Sunday, November 30, 2008

Early Branching

Recently a coworker and I were looking at a versioning problem with some code that had been integrated into the current release branch (from some parallel branch) and we stopped and asked ourselves; "Why are these integ issues always so complicated, and why do we always hit them at the end of a release cycle?"

I have had the fortunate experience to work for software companies where the build was a transparent luxury that developers knew almost nothing about (It just worked!), and companies where the build was some Machiavellian Rube Goldberg machine that worked if no one made any mistakes and sage was burned at the right hour on night before a release. The interesting thing is that despite the technologies or languages or platforms that the build system used the one thing that seemed to make the biggest difference was when the branches were cut.

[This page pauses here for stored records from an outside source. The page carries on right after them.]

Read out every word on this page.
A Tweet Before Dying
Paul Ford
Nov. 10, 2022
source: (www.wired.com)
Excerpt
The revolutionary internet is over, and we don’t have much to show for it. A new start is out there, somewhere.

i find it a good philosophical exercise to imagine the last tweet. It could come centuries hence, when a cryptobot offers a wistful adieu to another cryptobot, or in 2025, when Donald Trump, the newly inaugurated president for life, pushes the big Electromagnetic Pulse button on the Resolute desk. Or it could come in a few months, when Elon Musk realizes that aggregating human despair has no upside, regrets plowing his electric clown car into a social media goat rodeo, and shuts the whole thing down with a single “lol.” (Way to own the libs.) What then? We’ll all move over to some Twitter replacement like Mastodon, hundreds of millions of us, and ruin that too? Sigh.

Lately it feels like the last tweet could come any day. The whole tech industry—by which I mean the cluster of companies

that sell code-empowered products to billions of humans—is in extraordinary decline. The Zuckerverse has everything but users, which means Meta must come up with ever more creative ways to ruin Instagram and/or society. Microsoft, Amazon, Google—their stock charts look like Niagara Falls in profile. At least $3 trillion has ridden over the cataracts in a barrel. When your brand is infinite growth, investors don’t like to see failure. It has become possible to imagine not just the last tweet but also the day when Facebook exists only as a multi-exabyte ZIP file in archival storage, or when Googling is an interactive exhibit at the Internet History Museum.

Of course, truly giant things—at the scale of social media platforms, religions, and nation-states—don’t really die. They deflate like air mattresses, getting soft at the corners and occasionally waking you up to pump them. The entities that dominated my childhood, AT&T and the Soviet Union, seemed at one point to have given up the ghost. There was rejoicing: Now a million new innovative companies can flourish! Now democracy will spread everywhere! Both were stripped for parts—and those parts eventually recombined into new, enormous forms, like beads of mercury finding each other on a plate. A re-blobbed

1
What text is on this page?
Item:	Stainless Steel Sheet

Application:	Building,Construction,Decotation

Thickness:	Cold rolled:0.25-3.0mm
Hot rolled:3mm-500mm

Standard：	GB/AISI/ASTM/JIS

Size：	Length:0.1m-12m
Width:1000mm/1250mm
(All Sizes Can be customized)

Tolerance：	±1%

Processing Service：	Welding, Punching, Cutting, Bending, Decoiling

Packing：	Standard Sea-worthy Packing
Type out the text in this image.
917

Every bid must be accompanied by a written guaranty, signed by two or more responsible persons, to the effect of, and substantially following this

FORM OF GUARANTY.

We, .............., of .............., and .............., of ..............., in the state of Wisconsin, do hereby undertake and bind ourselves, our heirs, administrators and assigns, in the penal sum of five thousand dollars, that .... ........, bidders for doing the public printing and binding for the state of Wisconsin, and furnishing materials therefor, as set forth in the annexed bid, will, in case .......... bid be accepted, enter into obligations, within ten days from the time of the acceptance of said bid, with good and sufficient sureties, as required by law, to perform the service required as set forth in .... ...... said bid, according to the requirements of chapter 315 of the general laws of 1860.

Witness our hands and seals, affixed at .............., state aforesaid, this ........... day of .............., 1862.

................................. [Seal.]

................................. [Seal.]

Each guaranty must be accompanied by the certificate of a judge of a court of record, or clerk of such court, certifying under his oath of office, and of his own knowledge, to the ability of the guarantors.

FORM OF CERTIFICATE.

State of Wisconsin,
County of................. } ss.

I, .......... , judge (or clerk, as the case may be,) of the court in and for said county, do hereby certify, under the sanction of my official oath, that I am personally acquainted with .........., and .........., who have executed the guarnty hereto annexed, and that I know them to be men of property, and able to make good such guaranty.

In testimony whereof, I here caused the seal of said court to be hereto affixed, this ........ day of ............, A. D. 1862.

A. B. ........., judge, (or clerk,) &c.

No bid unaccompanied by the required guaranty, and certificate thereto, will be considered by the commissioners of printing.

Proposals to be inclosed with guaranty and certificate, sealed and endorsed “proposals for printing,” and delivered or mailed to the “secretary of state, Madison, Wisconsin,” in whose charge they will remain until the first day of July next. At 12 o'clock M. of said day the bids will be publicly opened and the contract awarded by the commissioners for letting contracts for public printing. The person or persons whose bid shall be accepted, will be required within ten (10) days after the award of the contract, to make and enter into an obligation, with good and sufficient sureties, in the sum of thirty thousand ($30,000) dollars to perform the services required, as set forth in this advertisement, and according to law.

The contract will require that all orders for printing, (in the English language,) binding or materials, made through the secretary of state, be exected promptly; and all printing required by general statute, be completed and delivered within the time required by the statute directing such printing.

Of all the branching strategies I have come across the one that I've witnessed the greatest success with is early branching. Why does this seem to work better then late branching (or variants of merge/propagate early/often)? I think for a couple key reasons:
  1. Branching is done for clear and coherent reasons. As soon as a release is planned a branch is cut. It ties together clear release requirements to a physical code base from which those documents can be evaluated against at any given moment.
  2. It isolates potentially conflicting parallel work and helps to minimize developer collisions and build downtime
  3. Reduces concurrent branch explosion. (I have seen companies with 9-10 concurrent branches all hoping they can merge them together at the 11th hour and release)
  4. Potentially underestimated tasks (Hey we need to support a new platform!) are identified early and release plans (or requirements) can be adjusted accordingly.
While I think #1 is probably the one that gives developers and project managers the biggest benefit, #4 is where I've seen hours, days, even weeks of time saved. It is self evident that knowing potential problems early in a software cycle is better then late, but it is also surprising how often this is missed because no one foresaw any major problems. Developers are also human, and as opposed to strategies which are more laissez-faire in their version control restrictions (often relying on the wise developer to remember to do all right integing) this approach minimizes mistakes and is more forgiving when mistakes do happen. And if we have learned anything from books like Microserfs or Dreaming in Code, it's that software is hard enough without adding unforgiving process into the mix.

1 comment:

Carter said...

*shill alert*
I'm the "fellow employee" mentioned in the post. I totally agree that early branching is a good approach. From a build and release perspective, it offers these advantages-


1. Developers don't have to rebase their checkouts from branch A to branch B at the appointed branch moment.
Almost every organization that does late branching has a few checkins go to the wrong branch during the week the release is branched.


2. Fewer build infrastructure failures at branch time.
If you late branch, it means that at the end of a release, you try to add new entries to your CI loop, perhaps add new machines to support the new platforms, etc. This is done at the most inconvenient time of the release.


3. Clarity when examining diffs. If you look at the change history for a file in late branching, you have to hopscotch from one branch to another to diff early changes from late changes in the release.


4. Clarity about what work went into what branch.
A year after a release, any memory about when a branch was cut for a release will be a very distant memory. It takes a little archeology to figure what segment on main corresponds to what release. There is no such problem in early branching.